那两人可不能让爱玛久等,只在一起待了几分钟。这时哈丽特笑吟吟地朝她跑来,心情有些激动,伍德豪斯小姐希望,她能尽快平静下来。

“真想不到,居然会碰上他!好奇怪呀!他说真是巧,他没打兰多尔斯那儿走。他没想到我们会走这条路。他以为我们大多是朝兰多尔斯的方向散步。他没能买到《森林奇遇》。上次去金斯顿事情太多,他把这事给忘了,不过他明天还要去。
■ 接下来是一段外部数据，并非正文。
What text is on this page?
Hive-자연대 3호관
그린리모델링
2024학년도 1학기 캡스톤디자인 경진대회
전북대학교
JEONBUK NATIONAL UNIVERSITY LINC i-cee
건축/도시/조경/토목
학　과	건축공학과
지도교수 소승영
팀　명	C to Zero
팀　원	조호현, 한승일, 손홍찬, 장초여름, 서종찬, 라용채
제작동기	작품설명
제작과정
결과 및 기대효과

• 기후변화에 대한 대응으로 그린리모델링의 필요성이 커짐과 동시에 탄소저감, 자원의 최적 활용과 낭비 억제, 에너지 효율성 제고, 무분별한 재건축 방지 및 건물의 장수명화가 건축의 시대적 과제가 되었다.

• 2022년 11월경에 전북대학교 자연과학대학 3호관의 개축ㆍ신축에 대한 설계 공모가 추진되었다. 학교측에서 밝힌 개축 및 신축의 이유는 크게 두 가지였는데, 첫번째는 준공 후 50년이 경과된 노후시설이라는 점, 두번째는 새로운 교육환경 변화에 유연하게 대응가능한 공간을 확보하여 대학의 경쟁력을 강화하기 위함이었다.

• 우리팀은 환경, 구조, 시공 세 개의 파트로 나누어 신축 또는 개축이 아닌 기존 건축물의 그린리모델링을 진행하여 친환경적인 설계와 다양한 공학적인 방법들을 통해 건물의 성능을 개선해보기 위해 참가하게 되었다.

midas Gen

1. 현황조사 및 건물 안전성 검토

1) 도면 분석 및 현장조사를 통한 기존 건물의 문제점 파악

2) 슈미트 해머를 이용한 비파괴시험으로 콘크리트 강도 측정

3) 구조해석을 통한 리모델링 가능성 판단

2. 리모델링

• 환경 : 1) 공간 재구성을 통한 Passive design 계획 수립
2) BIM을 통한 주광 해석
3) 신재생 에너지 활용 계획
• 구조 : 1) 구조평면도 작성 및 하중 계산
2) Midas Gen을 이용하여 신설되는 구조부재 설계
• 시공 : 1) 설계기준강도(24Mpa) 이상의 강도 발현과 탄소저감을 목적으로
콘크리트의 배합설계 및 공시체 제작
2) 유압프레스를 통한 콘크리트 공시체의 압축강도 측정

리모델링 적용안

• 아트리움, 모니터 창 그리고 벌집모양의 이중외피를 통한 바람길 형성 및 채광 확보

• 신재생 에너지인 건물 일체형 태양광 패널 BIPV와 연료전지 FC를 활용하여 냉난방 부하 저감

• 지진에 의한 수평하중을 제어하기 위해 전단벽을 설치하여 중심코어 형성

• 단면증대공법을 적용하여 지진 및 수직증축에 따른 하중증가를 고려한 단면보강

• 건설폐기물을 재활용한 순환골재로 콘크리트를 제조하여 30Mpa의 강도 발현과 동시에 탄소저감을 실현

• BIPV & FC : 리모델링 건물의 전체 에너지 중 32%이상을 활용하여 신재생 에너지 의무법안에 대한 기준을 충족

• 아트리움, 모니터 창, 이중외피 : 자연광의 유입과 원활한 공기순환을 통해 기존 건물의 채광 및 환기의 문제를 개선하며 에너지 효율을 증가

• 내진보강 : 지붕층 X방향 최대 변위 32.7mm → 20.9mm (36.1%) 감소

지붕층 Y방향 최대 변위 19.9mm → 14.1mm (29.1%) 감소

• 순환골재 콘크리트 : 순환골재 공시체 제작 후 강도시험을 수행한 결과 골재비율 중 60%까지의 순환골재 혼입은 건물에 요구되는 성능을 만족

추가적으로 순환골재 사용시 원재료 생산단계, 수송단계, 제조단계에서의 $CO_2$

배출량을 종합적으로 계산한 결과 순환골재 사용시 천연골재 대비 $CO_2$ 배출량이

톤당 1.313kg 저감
真奇怪,我们居然碰巧遇上了!对啦,伍德豪斯小姐,他是你想象中的模样吗?你看他怎么样?你觉得他长得很一般吗?”

“他当然长得很一般——非常一般。不过,这还算不了什么,更糟的是,他没有一点风度。我不该有很高的期望,也没有抱很高的期望,可我万万没有料到,他居然会这么土里土气,连一点风度也没有。说实话,我原以为他多少会文雅一点。”

“当然,”哈丽特以羞愧的口气说道,“他不像真正有教养的人来得那么文雅。”

“哈丽特,你认识我们以后,经常见到一些真正有教养的人,你自己应该察觉到马丁先生的差距。哈特菲尔德就有些受过良好教育的人,堪称教养有素的典范。你见到这些人以后,再跟马丁先生凑到一起,居然意识不到他是个十分低下的人——而且也不奇怪自己以前为什么还觉得他挺可爱,真让我感到吃惊。难道你现在还没有这个感受吗?你没有感受到吗?我想你一定注意到了他那笨拙的样子,唐突的举止——还有那难听的声音,我站在这里都觉得刺耳。”

“他当然比不上奈特利先生。他没有奈特利先生的优雅神态,电没有他那么优雅的走路姿态。两人的差别我看得很清楚。不过,奈特利先生可是个多么高雅的人哪!”

“奈特利先生是个风度极其优雅的人,你不能拿马丁先生跟他相比。像奈特利先生这么教养有素的人,你在一百个人里也找不到个。不过,你最近见到的有教养的人可小止他一个。你觉得韦斯顿先生和埃尔顿先生怎么样?拿马丁先生跟他们俩比一比。比一比他们身体的姿态,走路的姿态,说话的神态,沉默的神态。你一定能看出差别来。”

“哦,是呀!是有很大差别。不过,韦斯顿先生都快成了老头子了。他肯定有四五十岁了。”

“正因为这样,他的优雅风度就显得更为可贵。哈丽特,人年纪越大,就越需要注意举止不要失体——说话声音稍大一些,举止稍微粗鲁一些,笨拙一些,就会更加惹眼,更加讨人嫌。有些缺陷,在年轻人身上还说得过去,到了上年纪人的身上,可就令人厌恶了。马丁先生现在就又笨拙又粗鲁,他到了韦斯顿先生的年纪会成什么样子呢?”

“那还真没法说呢!”哈丽特一本正经地答道。

“不过还是可以猜个八九不离十的。他会变成一个粗俗不堪的农夫——整天不修边幅,光会算计盈亏。”

“他要真是这样,那就太糟糕了。”

“你推荐给他的书他都忘了去买,从这件事上看得很清楚,他光顾得做生意了。他满脑袋除了行情,别的什么也顾不上——不过,要发财的人都是这样。他要书做什么?我不怀疑,他将来一定会发财,成为一个富翁——他没有文化,举止粗俗,用不着我们去操心。”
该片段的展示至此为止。